Sunday 16 February 2014

Can anybody find me somebody to love?!



I totally believe that all that bollucks about not being someone til someone loves you is crazy. I absolutely think that you should be able to rely on yourself completely and not need anyone else to make you happy. And I adamantly declare that being in an unhealthy and unhappy relationship is far, far worse than being single. I am by all accounts one of those new-aged women who will preach the values of being independent til my throat is sore and dry (and not from the smoking or drinking for once). But now I’m going to say something that as a modern, empowered woman you are not supposed to say. I just want someone to take care of me. 

But before you grab your baseball bats and broken beer bottles, please hear me out. I’m not saying I want someone to come in and take control of my entire life and keep me from having to ever make a decision ever again, what I’m saying is that right now I’m craving some TLC. Just for a day or so I would welcome the warmth and security a partner would bring. Because life can be a little daunting sometimes, or in my case and due to the extreme levels of anxiety I am riding day after day, life can be daunting all the time. But mostly it’s controllable; I’ve worked out a way to talk myself off the ledge when things get tough. Although that’s always a pretty confusing conversation, about half way through I lose track of which one of me is the saner one, and then start trying to ‘out sane’ them both, which leads to a complex discussion on what ‘sane’ actually means. But in the back and forth of it all, the original problem is forgotten and I’m able to move on to more important tasks like writing swear words in Spanish on the fridge. Badda-bing-badda-boom! Crisis averted!

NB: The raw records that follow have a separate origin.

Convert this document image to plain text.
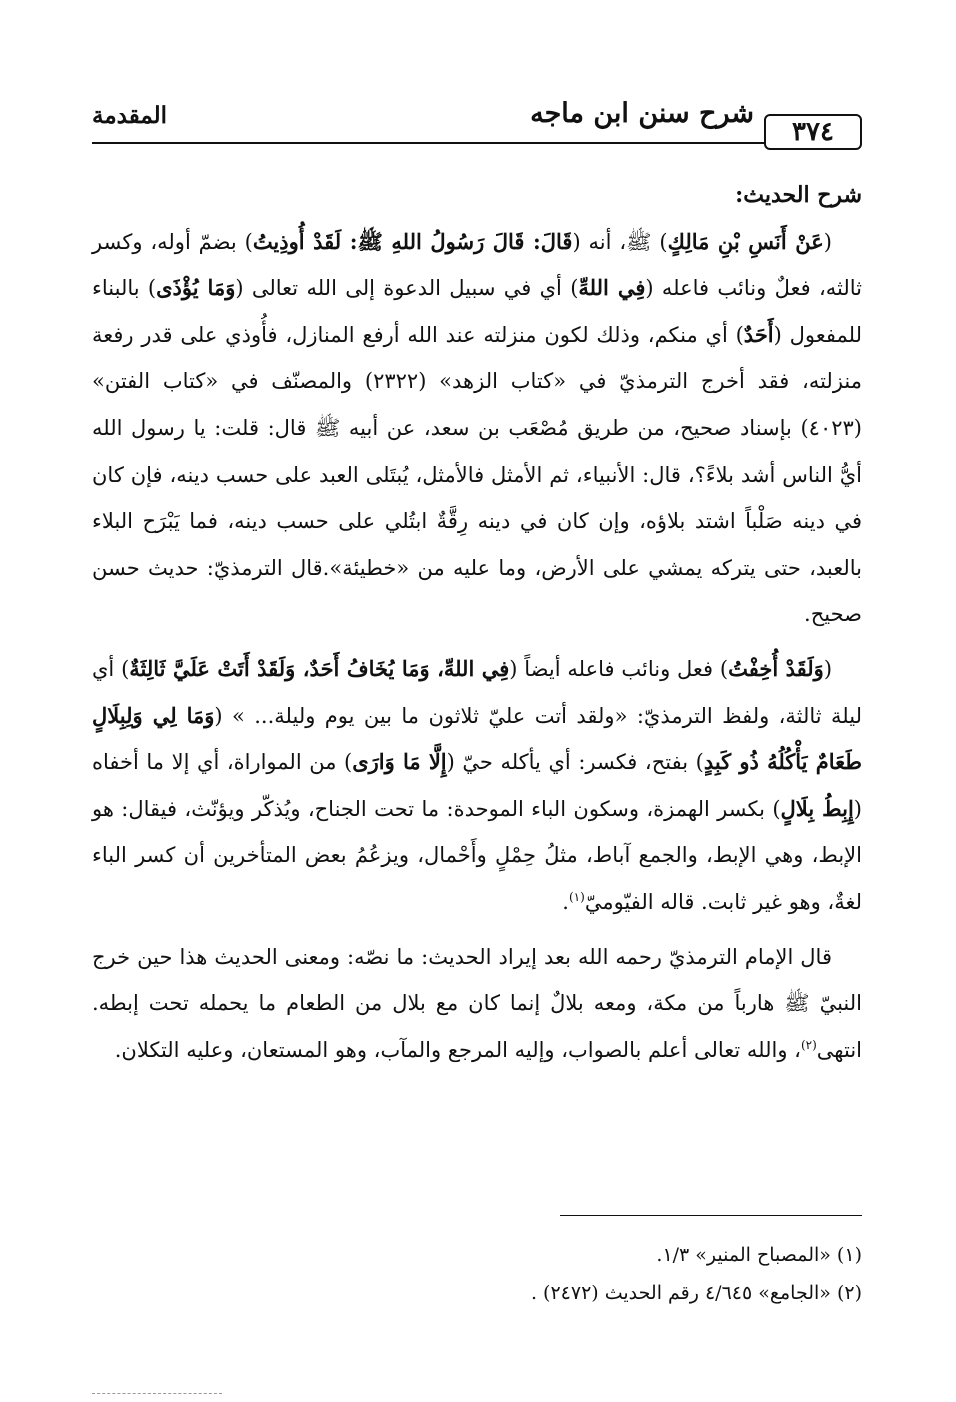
٣٧٤
شرح سنن ابن ماجه
المقدمة

شرح الحديث:

(عَنْ أَنَسِ بْنِ مَالِكٍ) ﷺ، أنه (قَالَ: قَالَ رَسُولُ اللهِ ﷺ: لَقَدْ أُوذِيتُ) بضمّ أوله، وكسر ثالثه، فعلٌ ونائب فاعله (فِي اللهِّ) أي في سبيل الدعوة إلى الله تعالى (وَمَا يُؤْذَى) بالبناء للمفعول (أَحَدٌ) أي منكم، وذلك لكون منزلته عند الله أرفع المنازل، فأُوذي على قدر رفعة منزلته، فقد أخرج الترمذيّ في «كتاب الزهد» (٢٣٢٢) والمصنّف في «كتاب الفتن» (٤٠٢٣) بإسناد صحيح، من طريق مُصْعَب بن سعد، عن أبيه ﷺ قال: قلت: يا رسول الله أيُّ الناس أشد بلاءً؟، قال: الأنبياء، ثم الأمثل فالأمثل، يُبتَلى العبد على حسب دينه، فإن كان في دينه صَلْباً اشتد بلاؤه، وإن كان في دينه رِقَّةٌ ابتُلي على حسب دينه، فما يَبْرَح البلاء بالعبد، حتى يتركه يمشي على الأرض، وما عليه من «خطيئة».قال الترمذيّ: حديث حسن صحيح.

(وَلَقَدْ أُخِفْتُ) فعل ونائب فاعله أيضاً (فِي اللهِّ، وَمَا يُخَافُ أَحَدٌ، وَلَقَدْ أَتَتْ عَلَيَّ ثَالِثَةٌ) أي ليلة ثالثة، ولفظ الترمذيّ: «ولقد أتت عليّ ثلاثون ما بين يوم وليلة... » (وَمَا لِي وَلِبِلَالٍ طَعَامٌ يَأْكُلُهُ ذُو كَبِدٍ) بفتح، فكسر: أي يأكله حيّ (إِلَّا مَا وَارَى) من المواراة، أي إلا ما أخفاه (إِبِطُ بِلَالٍ) بكسر الهمزة، وسكون الباء الموحدة: ما تحت الجناح، ويُذكّر ويؤنّث، فيقال: هو الإبط، وهي الإبط، والجمع آباط، مثلُ حِمْلٍ وأَحْمال، ويزعُمُ بعض المتأخرين أن كسر الباء لغةٌ، وهو غير ثابت. قاله الفيّوميّ$^{(١)}$.

قال الإمام الترمذيّ رحمه الله بعد إيراد الحديث: ما نصّه: ومعنى الحديث هذا حين خرج النبيّ ﷺ هارباً من مكة، ومعه بلالٌ إنما كان مع بلال من الطعام ما يحمله تحت إبطه. انتهى$^{(٢)}$، والله تعالى أعلم بالصواب، وإليه المرجع والمآب، وهو المستعان، وعليه التكلان.

(١) «المصباح المنير» ١/٣.

(٢) «الجامع» ٤/٦٤٥ رقم الحديث (٢٤٧٢) .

I think it’s a combination of being out every night for 3 nights in a row, lack of sleep caused by said going out and some rather confusing employment twists and turns this week, the fact that my bestie has started to spiral and doesn’t seem to want to help herself out, and all the usual things in life that confuse and depress me. I’m just tired. Really tired. It’s only times like these (and when I go to a concert and see all the smoochy, happy couples singing along on each other’s shoulders) that I think I want a relationship again. I’ve had some doozies of disastrous affairs, and I can’t honestly say that any of them were healthy for me, but there are definitely elements of each of them that I miss. Yes, even the most heinous of relationships, the ones that cause me to shudder and shake at the thought of them, even they had their moments. And the thing I miss most is the way that when I was really fragile and run down, there was one who’d make me smile again and then wrap me up in a hug that felt like an electric blanket set to medium encasing my body. It was just the right amount of warmth without suffocating me, and it made me feel momentarily like things would maybe be okay, and it worked like a shot of espresso to rejuvenate me temporarily, therefore giving me the strength to keep on trucking. I hate to say it but it’s just not the kind of hug you can get from a friend or family member. A hug from ol Smithy (mum) goes a long way towards it, but unfortunately it falls just short of that perfect embrace.

The good news for me is that this will certainly pass soon, once I get a proper night’s sleep (meaning more than 2 hours) and have a chance to breathe again. And honestly with the way my friend’s relationships are panning out lately, I’m not jonesing to go out and get me a lover any time soon. It seems like the most miserable people that I know right now are the ones in unhealthy, unhappy and completely wrong relationships. I get that being single is darn scary. I get that loneliness is not something any sane person would opt for, but sometimes it’s more lonely being in a relationship than it is being out of one. But I can’t make people see that, and I can’t get involved. Apparently I ‘can’t even understand’. Of course that’s ludicrous. Is the reason I can’t understand because I’ve never been in a relationship? Cos guess what, I have. Is it because I’ve never been in a difficult relationship that keeps me from understanding? Cos again, I have… plenty of times. Is the reason for my lack of identification that I haven’t been with someone who is emotionally, verbally or physically abusive? I hate to sound like a broken record here kid but… you know what?! I have. It’s not easy, I know. Love doesn’t just disappear when things get rocky, but in the grand scheme of things, how much pain are we willing to endure before we go ‘that’s it now. I’m nothing but scar tissue and open wounds. I think I need to stop this’. 

That being said, I’m truly sympathetic towards those people today who just can’t seem to break free from what really isn’t right. Because I know that a good spooning is not something to sneeze at. And I know that for today… and just for today… I’d give a lot to have that for myself. But much like the life span of milk, this pathetic emotion will soon curdle and I’ll throw it out with the rotting veggies I never got around to eating. And then I’ll go get some fish and chips, throw on some old school Pixies, write angry letters to food companies in hopes of getting sent some free samples, and then all will be right with the world yet again.